Ed è qui che il fascismo rinasce. Non come nostalgia del Ventennio, ma come logica dell’adesione. Non c’è più un partito, non c’è più un duce, non ci sono divise: ma c’è una forma di dominio che orienta senza comandare. Che plasma senza costringere. Che ottimizza l’individuo per renderlo performante. Si partecipa non per scelta, ma per non scomparire. È la dittatura della presenza.

Una volta la repressione si esercitava con la violenza. Oggi si esercita con la misura. Ogni nostro gesto è tracciato, valutato, trasformato in dato. E il dato viene trasformato in profitto. Non siamo più soggetti, ma estrattori involontari di valore. Ogni emozione è una moneta. Ogni like è una confessione. Ogni scroll è una scelta politica, travestita da svago.
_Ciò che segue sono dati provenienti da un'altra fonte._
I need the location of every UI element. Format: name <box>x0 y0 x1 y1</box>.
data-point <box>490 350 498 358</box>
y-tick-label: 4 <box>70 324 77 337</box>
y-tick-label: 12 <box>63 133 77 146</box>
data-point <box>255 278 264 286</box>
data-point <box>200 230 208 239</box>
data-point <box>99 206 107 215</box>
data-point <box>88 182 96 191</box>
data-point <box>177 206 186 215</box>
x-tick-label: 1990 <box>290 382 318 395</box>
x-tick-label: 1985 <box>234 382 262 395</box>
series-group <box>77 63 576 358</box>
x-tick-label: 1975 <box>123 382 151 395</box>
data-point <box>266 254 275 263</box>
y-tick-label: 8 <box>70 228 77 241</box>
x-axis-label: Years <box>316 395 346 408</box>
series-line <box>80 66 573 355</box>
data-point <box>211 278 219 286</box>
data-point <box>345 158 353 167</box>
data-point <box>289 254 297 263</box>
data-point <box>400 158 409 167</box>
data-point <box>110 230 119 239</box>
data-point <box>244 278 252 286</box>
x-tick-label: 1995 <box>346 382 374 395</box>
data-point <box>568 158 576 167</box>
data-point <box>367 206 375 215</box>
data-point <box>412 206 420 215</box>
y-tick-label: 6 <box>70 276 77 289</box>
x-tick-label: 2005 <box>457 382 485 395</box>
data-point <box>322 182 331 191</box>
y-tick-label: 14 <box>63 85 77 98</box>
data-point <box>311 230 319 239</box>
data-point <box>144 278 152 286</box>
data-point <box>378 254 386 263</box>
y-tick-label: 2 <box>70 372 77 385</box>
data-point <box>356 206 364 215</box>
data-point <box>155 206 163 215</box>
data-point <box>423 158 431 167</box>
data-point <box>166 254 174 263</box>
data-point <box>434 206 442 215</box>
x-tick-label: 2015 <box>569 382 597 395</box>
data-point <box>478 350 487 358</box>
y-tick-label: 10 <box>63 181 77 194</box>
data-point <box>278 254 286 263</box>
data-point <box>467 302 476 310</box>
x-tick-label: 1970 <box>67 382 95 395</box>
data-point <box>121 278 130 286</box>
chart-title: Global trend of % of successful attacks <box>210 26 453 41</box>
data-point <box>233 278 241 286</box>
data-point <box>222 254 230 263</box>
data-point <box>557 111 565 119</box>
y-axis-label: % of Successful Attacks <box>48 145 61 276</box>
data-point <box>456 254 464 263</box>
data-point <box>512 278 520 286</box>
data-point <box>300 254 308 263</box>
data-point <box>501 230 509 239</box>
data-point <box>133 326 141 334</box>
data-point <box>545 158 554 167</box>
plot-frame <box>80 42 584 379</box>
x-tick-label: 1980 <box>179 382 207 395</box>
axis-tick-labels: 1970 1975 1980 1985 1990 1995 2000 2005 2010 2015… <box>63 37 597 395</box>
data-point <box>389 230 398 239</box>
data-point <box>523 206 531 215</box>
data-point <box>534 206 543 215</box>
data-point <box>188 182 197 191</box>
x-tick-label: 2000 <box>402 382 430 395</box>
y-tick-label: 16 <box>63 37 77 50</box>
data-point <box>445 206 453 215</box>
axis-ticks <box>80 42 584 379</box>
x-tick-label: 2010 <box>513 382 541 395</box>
La scuola non educa più, suggerisce. La cultura non forma, intrattiene. Il dissenso non resiste, si adatta. È la fine della coscienza critica. È il trionfo della compatibilità.

E allora la resistenza, oggi, non è romantica né clamorosa. Non è spegnere il cellulare o chiudere l’account. È rifiutare l’idea che l’esistenza debba essere visibile per essere vera. È accettare l’irrilevanza come atto politico. È parlare in un linguaggio che non converte. È creare contenuti che non funzionano. Che disturbano. Che non fanno community. Che non monetizzano.
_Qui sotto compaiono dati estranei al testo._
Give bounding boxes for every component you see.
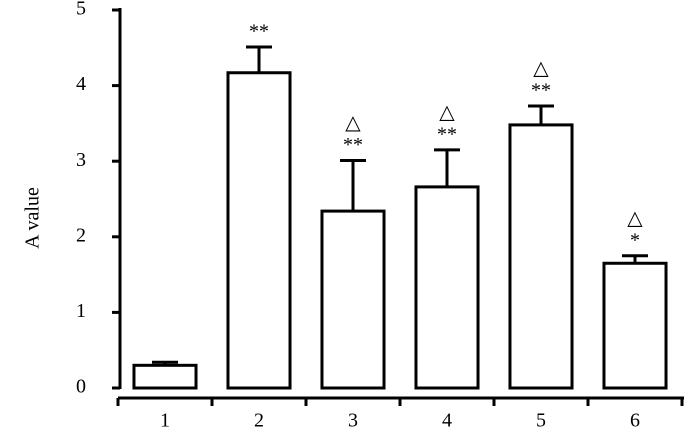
x-tick-label: 5 (536, 410, 546, 432)
bar (508, 123, 574, 390)
y-tick-label: 4 (76, 73, 86, 95)
x-tick-label: 1 (160, 410, 170, 432)
annotation: ** (249, 21, 269, 43)
y-tick-label: 0 (76, 376, 86, 398)
annotation: △ (627, 207, 643, 229)
annotation: ** (343, 134, 363, 156)
x-tick-label: 6 (630, 410, 640, 432)
y-axis-label: A value (22, 187, 44, 249)
annotation: ** (437, 123, 457, 145)
annotation: ** (531, 80, 551, 102)
y-tick-label: 2 (76, 224, 86, 246)
annotation: △ (533, 58, 549, 80)
bar (414, 185, 480, 390)
bar (132, 363, 198, 390)
bar (602, 261, 668, 390)
annotation: * (630, 229, 640, 251)
bar (320, 209, 386, 390)
y-tick-label: 3 (76, 149, 86, 171)
annotation: △ (345, 112, 361, 134)
x-tick-label: 4 (442, 410, 452, 432)
y-tick-label: 5 (76, 0, 86, 20)
x-tick-label: 2 (254, 410, 264, 432)
y-tick-label: 1 (76, 300, 86, 322)
bar (226, 71, 292, 390)
annotation: △ (439, 101, 455, 123)
x-tick-label: 3 (348, 410, 358, 432)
Non per nostalgia. Non per moralismo. Ma per restituire dignità all’umano che sfugge al calcolo. Alla parola che non serve. Al gesto che non performa. Alla fragilità che non si mostra. Alla verità che non si vende.

Perché il potere oggi non ti comanda: ti seduce. E non c’è niente di più pericoloso di un potere che non ha più bisogno di farsi odiare per farti obbedire.